The U.S. will offer to expand global access to the already open American services sector as part of current World Trade Organization (WTO) negotiations to liberalize worldwide trade in services, U.S. Trade Representative (USTR) Robert Zoellick announced Mon. The USTR said the offer, which was supported by the communications industry, would seek broad removal of foreign barriers in sectors including telecom and information services. It said the offer would allow foreign ownership of cable TV networks and allow non- U.S. satellite companies to broadcast directly to U.S. viewers. The offer also would expand foreign companies’ ability to provide information services such as Internet access directly to U.S. customers, the USTR said.

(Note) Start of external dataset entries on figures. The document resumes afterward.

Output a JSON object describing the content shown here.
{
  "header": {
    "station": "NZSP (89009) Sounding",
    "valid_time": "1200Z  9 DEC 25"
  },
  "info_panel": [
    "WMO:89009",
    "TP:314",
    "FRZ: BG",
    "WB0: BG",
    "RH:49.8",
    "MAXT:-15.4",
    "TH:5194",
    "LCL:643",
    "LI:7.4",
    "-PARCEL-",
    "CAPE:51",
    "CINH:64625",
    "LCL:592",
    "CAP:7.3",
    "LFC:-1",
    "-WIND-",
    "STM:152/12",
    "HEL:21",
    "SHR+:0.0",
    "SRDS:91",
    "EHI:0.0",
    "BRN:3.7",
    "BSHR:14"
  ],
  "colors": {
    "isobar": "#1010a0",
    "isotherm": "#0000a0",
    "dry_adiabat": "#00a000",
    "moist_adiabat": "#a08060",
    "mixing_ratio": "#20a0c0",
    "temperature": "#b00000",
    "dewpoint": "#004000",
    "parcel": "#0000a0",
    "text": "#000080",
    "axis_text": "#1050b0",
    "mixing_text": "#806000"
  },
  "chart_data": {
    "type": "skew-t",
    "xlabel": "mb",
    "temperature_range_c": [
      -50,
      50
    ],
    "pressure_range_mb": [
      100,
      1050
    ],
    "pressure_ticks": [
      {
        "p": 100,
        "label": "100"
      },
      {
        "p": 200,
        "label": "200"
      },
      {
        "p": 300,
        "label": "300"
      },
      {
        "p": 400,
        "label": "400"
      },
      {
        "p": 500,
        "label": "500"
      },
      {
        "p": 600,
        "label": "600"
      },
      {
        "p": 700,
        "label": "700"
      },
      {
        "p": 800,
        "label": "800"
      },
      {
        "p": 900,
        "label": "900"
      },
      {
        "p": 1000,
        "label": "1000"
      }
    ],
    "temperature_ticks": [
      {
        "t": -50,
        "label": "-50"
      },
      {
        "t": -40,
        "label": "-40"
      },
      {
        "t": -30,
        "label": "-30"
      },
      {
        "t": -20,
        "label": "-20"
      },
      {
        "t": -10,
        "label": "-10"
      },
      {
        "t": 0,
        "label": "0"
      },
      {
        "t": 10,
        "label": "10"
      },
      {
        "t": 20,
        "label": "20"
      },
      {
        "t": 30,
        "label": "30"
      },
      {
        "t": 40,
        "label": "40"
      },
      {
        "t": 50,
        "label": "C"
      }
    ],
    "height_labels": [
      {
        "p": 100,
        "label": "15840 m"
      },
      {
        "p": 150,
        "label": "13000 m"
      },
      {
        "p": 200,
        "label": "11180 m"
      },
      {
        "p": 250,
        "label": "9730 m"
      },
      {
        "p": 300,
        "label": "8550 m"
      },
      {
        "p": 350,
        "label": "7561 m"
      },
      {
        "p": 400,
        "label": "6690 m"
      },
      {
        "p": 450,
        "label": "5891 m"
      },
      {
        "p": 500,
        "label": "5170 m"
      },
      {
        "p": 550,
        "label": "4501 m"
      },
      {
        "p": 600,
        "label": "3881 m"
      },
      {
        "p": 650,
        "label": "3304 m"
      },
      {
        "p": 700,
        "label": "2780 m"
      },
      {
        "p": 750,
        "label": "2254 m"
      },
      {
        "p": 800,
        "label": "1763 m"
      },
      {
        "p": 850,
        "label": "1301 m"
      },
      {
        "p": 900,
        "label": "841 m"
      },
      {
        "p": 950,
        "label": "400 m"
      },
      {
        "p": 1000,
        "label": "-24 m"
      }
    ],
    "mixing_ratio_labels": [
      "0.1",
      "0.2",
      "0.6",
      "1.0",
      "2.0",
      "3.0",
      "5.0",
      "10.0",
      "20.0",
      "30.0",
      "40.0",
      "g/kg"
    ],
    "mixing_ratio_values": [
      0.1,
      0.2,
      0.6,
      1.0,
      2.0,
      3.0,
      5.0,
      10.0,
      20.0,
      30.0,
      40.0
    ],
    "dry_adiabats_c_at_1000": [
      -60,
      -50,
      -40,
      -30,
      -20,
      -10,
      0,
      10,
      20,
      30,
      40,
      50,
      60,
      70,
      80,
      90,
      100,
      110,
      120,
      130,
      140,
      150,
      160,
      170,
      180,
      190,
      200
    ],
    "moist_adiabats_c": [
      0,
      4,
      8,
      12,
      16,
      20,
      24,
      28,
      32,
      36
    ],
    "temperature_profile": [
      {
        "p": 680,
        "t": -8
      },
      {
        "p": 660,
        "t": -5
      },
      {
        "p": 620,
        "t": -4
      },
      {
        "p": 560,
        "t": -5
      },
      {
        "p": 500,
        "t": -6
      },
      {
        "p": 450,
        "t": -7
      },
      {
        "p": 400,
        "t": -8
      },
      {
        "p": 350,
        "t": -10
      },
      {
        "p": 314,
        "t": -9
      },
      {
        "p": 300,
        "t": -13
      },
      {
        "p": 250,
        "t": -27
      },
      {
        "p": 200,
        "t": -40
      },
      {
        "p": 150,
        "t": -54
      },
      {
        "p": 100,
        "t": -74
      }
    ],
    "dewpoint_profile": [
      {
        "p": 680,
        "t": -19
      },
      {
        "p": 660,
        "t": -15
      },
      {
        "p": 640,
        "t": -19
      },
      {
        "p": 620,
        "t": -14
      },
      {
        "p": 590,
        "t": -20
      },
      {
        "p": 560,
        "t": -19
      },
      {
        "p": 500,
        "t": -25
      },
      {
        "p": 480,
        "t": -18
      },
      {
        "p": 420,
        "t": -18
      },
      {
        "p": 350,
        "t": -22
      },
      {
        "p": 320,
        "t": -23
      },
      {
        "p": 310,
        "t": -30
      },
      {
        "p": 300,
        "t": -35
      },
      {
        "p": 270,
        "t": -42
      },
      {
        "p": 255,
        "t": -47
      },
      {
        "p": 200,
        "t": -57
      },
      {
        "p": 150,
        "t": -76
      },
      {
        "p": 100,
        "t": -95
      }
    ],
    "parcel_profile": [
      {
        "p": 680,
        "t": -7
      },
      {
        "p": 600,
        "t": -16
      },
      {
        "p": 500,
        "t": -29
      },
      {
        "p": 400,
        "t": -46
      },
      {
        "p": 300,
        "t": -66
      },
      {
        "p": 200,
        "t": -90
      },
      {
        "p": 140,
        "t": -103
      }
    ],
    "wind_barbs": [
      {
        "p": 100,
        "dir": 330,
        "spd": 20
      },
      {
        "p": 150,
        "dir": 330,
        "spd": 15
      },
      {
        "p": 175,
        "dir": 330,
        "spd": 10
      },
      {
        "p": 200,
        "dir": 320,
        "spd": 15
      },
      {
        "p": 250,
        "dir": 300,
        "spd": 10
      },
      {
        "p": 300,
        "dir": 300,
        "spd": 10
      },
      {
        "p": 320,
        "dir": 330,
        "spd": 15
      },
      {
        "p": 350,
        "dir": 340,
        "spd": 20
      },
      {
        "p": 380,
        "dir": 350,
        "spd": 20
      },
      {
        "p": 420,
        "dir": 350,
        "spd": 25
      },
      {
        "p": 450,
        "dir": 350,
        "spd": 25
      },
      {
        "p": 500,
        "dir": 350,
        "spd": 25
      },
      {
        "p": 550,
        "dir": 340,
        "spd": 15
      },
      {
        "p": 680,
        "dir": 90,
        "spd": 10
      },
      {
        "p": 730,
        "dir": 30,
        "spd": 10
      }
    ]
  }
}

Thera Bradshaw of L.A. steps down as pres. of Assn. of Public-Safety Communications Officials, replaced by pres.- elect Vincent Stile of Suffolk County, N.Y… RIAA named Joe Papovich, ex-U.S. Trade Representative office, senior vp- international, responsible for international copyright enforcement… James Mooney, ex-Nextel, appointed NTL nonexecutive chmn… Beth Rockwood, ex-CBS, becomes Discovery senior vp-mkt. resources… Harris Corp. promoted Robert Henry to senior vp, retaining oversight of Govt. Communications Systems Div… Mark Gibbens advanced to Lucent vp-treas… John Veroneau promoted to U.S. Trade Representative gen. counsel; James Mendenhall moves to Asst. U.S. Trade Representative, investment & intellectual property… Daniels & Assoc. promoted Steven Hubbard to vp- mergers & acquisitions… Rodney Huey, ex-Feld Entertainment, appointed NPR vp-communications… Radio Ad Bureau named radio veteran Brandeis Hall dir.-co-op/NTR services.